SpikeInterface / spikeinterface

A Python-based module for creating flexible and robust spike sorting pipelines.
https://spikeinterface.readthedocs.io
MIT License
521 stars 186 forks source link

Question about Kilosort 2 #3209

Open gabrielstine opened 3 months ago

gabrielstine commented 3 months ago

Hi Guys,

I am using KS2 in spikeinterface. Every time I run the sorter, SI will save the recording in the sorter output folder before running kilosort. This save seems slow—I assume it does not use parallelization. KS2 will then do whitening and save the temp_wh.dat file, which is also slow. I'm wondering if it's possible to do the preprocessing/whitening in SI, save the preprocessed data to binary using parallelization, and then point KS2 to this file for spikesorting. My sense is this would speed up my pipeline considerably and be more efficient storage wise.

Gabe

zm711 commented 3 months ago

Hey @gabrielstine,

So writing the recording does use parallelization if you have set n_jobs>1 in your job_kwargs. I tend to prefer using

si.set_global_job_kwargs(n_jobs=x) # + other kwargs

So if you aren't getting parallelization then we need to troubleshoot a bit! As far as your other question

I'm wondering if it's possible to do the preprocessing/whitening in SI, save the preprocessed data to binary using parallelization, and then point KS2 to this file for spikesorting

Yes it is. The params are here, but what you want is skip_kilosort_preprocessing=True. We have options for referencing your data as well as whitening.

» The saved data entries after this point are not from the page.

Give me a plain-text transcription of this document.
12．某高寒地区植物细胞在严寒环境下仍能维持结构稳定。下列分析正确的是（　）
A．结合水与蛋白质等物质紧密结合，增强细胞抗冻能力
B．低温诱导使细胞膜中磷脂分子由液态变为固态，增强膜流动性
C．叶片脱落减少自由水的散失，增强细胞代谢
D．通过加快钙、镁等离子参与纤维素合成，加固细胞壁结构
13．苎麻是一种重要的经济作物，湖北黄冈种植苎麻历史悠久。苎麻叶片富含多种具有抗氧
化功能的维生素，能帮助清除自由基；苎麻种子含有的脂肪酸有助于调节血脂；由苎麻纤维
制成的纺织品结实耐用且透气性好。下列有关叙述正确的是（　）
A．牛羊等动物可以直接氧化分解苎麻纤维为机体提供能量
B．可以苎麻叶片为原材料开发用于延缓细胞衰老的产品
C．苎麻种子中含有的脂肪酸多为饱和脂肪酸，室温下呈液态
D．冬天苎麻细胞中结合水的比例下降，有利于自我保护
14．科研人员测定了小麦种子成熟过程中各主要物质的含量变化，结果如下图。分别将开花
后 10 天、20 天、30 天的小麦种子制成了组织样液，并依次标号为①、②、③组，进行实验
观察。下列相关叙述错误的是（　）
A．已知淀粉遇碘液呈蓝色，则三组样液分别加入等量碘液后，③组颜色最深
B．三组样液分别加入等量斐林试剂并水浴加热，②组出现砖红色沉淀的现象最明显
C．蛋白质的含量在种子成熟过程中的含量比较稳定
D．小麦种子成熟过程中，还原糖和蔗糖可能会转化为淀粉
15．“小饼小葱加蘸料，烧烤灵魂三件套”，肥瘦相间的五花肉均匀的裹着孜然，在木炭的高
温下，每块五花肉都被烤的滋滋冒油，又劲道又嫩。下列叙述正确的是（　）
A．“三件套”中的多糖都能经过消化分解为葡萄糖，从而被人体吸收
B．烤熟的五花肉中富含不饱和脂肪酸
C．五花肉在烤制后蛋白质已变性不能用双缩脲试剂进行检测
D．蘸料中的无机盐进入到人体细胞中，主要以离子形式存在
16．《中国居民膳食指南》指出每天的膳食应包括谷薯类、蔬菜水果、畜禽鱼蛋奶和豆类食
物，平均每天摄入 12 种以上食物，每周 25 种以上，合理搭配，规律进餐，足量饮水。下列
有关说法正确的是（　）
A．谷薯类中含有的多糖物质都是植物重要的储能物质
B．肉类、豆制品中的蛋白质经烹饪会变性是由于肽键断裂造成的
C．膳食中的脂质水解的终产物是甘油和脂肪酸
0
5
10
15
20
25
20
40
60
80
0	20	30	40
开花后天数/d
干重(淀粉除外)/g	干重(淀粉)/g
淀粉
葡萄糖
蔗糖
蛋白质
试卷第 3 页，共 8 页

Want to give it a go and if you run into more problems let us know?

Zach

JoeZiminski commented 3 months ago

I am not certain on this but I think for file-writing, there is not much of a speed-up for parallelising across CPUs (discussed here and here) even with SSD. For reading there are some speedups with SSD but not always HDD (discussed here). I think in this case the only way to speed up is to avoid writing completely. I don't think it is a possibility to avoid writing the temp_wh.dat file as KS2 writes this internally (I think after preprocessing before sorting).

It might be possible to avoid spikeinterface writing the recording to sorting output folder, I'm sure I have seen the recording.dat writing skipped but I can't remember the circumstances, I think when the preprocessed data has already been saved to spikeinterface format (so actually, doesn't get around the problem). What is your preprocessing pipeline?